Considerações finais
Mundo em Caos entrega um desfecho meia boca para os protagonistas, enquanto os demais personagens ficam sem explicação. O final é completamente diferente do livro, uma vez que temos uma sequência da obra original, intitulado ‘A Pergunta e a Resposta’, o que faz o filme terminar com pontas soltas e várias dúvidas.
A sensação que Mundo em Caos nos dá é de vazio: vazio em roteiro, vazio no aprofundamento dos personagens, vazio de explicações, vazio de um final bom e coerente. O elenco de Mundo em Caos é bom e chama a atenção, mas o filme peca no roteiro, na montagem, no trabalho dos personagens e no desfecho aberto e ruim. Infelizmente é um filme caótico…não só no nome.
Filme vs Livro
Vou apontar algumas diferenças entre o filme e o livro para um entendimento melhor e maior com relação a adaptação. CONTÊM SPOILERS:
– No livro, Todd conhece Viola por acaso na floresta. Ela não chega até a fazenda onde o garoto mora;
– O prefeito David Prentiss não conhece Viola em momento algum. Ele toma conhecimento da garota, mas só a vê apenas no final do livro;
– O prefeito Prentiss é um personagem coadjuvante no livro, enquanto no filme, ele se torna o vilão;
– No livro, Aaron é o verdadeiro vilão que persegue e tenta matar Viola e transformar Todd em um assassino; No filme, ele é um mero personagem coadjuvante mal construído;
– No livro, o diário da mãe de Todd é peça fundamental para descobrir os segredos da cidade e a razão para as mulheres terem morrido; no filme, o diário se torna algo superficial e fica em segundo plano;
– Ben e Cillian incentivam Todd a fugir logo no começo do livro, pois sabe que o garoto não pode descobrir a verdade em Prentisstown. Os segredos são revelados aos poucos durante a jornada de Todd e Viola até Galholongo e o Refúgio.
– No livro, Todd acredita o tempo todo que os tios estão mortos, mas Ben reaparece. No filme, Ben é obrigado a viajar com o exército do prefeito para capturar o garoto;
– No livro, durante a viagem, Todd e Viola conhecem Hildy e o marido, que ajudam e levam os dois até Galholongo, cidade comandada pela prefeita Francia, irmã de Hildy. No filme, Hildy é a prefeita do local, interpretada por Cynthia Erivo.

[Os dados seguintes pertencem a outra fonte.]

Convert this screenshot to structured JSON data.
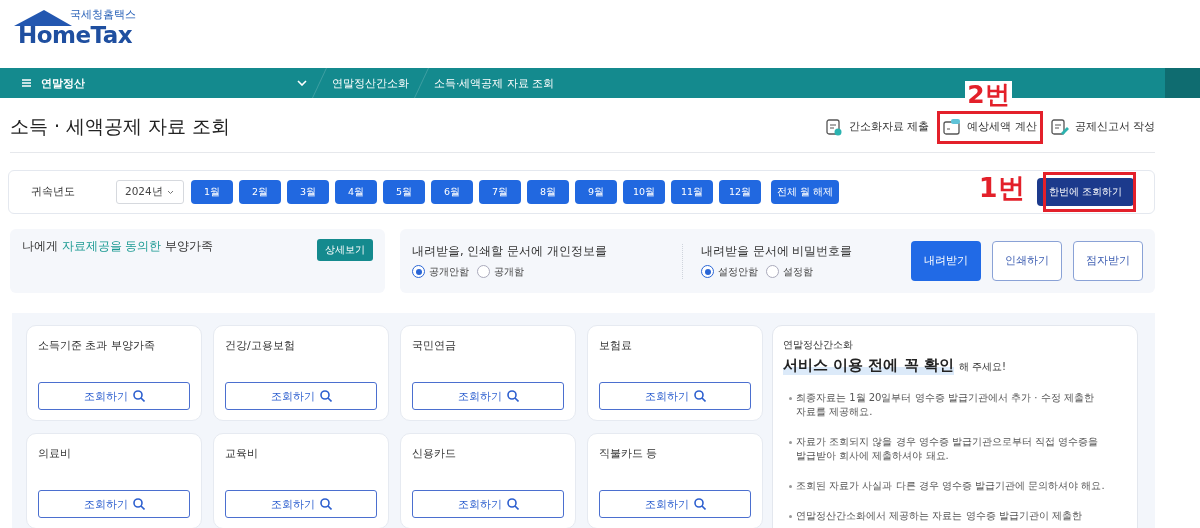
{
  "logo": {
    "subtitle": "국세청홈택스",
    "name": "HomeTax"
  },
  "nav": {
    "section": "연말정산",
    "breadcrumbs": [
      "연말정산간소화",
      "소득·세액공제 자료 조회"
    ]
  },
  "page_title": "소득 · 세액공제 자료 조회",
  "actions": [
    {
      "label": "간소화자료 제출",
      "kind": "submit"
    },
    {
      "label": "예상세액 계산",
      "kind": "calc",
      "annotation": "2번"
    },
    {
      "label": "공제신고서 작성",
      "kind": "write"
    }
  ],
  "year_bar": {
    "label": "귀속년도",
    "year": "2024년",
    "months": [
      "1월",
      "2월",
      "3월",
      "4월",
      "5월",
      "6월",
      "7월",
      "8월",
      "9월",
      "10월",
      "11월",
      "12월"
    ],
    "clear_button": "전체 월 해제",
    "query_button": "한번에 조회하기",
    "query_annotation": "1번"
  },
  "consent": {
    "text": "나에게 **자료제공을 동의한** 부양가족",
    "detail_button": "상세보기"
  },
  "privacy": {
    "title": "내려받을, 인쇄할 문서에 개인정보를",
    "options": [
      {
        "label": "공개안함",
        "selected": true
      },
      {
        "label": "공개함",
        "selected": false
      }
    ]
  },
  "password": {
    "title": "내려받을 문서에 비밀번호를",
    "options": [
      {
        "label": "설정안함",
        "selected": true
      },
      {
        "label": "설정함",
        "selected": false
      }
    ]
  },
  "output_buttons": [
    {
      "label": "내려받기",
      "kind": "primary"
    },
    {
      "label": "인쇄하기",
      "kind": "outline"
    },
    {
      "label": "점자받기",
      "kind": "outline"
    }
  ],
  "categories": [
    {
      "title": "소득기준 초과 부양가족",
      "button": "조회하기"
    },
    {
      "title": "건강/고용보험",
      "button": "조회하기"
    },
    {
      "title": "국민연금",
      "button": "조회하기"
    },
    {
      "title": "보험료",
      "button": "조회하기"
    },
    {
      "title": "의료비",
      "button": "조회하기"
    },
    {
      "title": "교육비",
      "button": "조회하기"
    },
    {
      "title": "신용카드",
      "button": "조회하기"
    },
    {
      "title": "직불카드 등",
      "button": "조회하기"
    }
  ],
  "notice": {
    "eyebrow": "연말정산간소화",
    "headline": "서비스 이용 전에 꼭 확인",
    "headline_suffix": "해 주세요!",
    "bullets": [
      "최종자료는 1월 20일부터 영수증 발급기관에서 추가 · 수정 제출한 자료를 제공해요.",
      "자료가 조회되지 않을 경우 영수증 발급기관으로부터 직접 영수증을 발급받아 회사에 제출하셔야 돼요.",
      "조회된 자료가 사실과 다른 경우 영수증 발급기관에 문의하셔야 해요.",
      "연말정산간소화에서 제공하는 자료는 영수증 발급기관이 제출한"
    ]
  }
}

– Durante a fuga, Todd e Viola também conhecem o senhor da carroça que ajuda os dois. No filme, o personagem não aparece;
– O Refúgio e a segunda cidade em que Todd e Viola descobrem. No livro, a cidade contém mais segredos e grandes revelações que trazem bons ganchos para o segundo livro. No filme, a cidade se torna cenário do desfecho do filme e o embate entre Todd e o prefeito.
– No livro, os animais são atingidos pelo ruído. Assim, o cachorro Manchee pensa alto, o que traz momentos cômicos na história. No filme, Manchee apenas late.
– No livro, o final é marcante, pois Viola mata Aaron para impedir que Todd se torne um assassino, que é o destino de todos os garotos de Prentisstown. No entanto, Viola leva um tiro e fica entre a vida e a morte. Para salvá-la, Todd se entrega ao prefeito de Prentisstown.
Ficha Técnica
Mundo em Caos
Adaptação da obra de Patrick Ness
Direção: Doug Liman
Elenco: Tom Holland, Daisy Ridley, Mads Mikkelsen, Nick Jonas, Demián Bichir, Kurt Sutter, Cynthia Erivo, David Oyelowo, Bethany Anne Lind e Ray McKinnon.
Duração: 1h49min
Nota: 4,0
Não li o livro, mas não gostei do filme mesmo assim.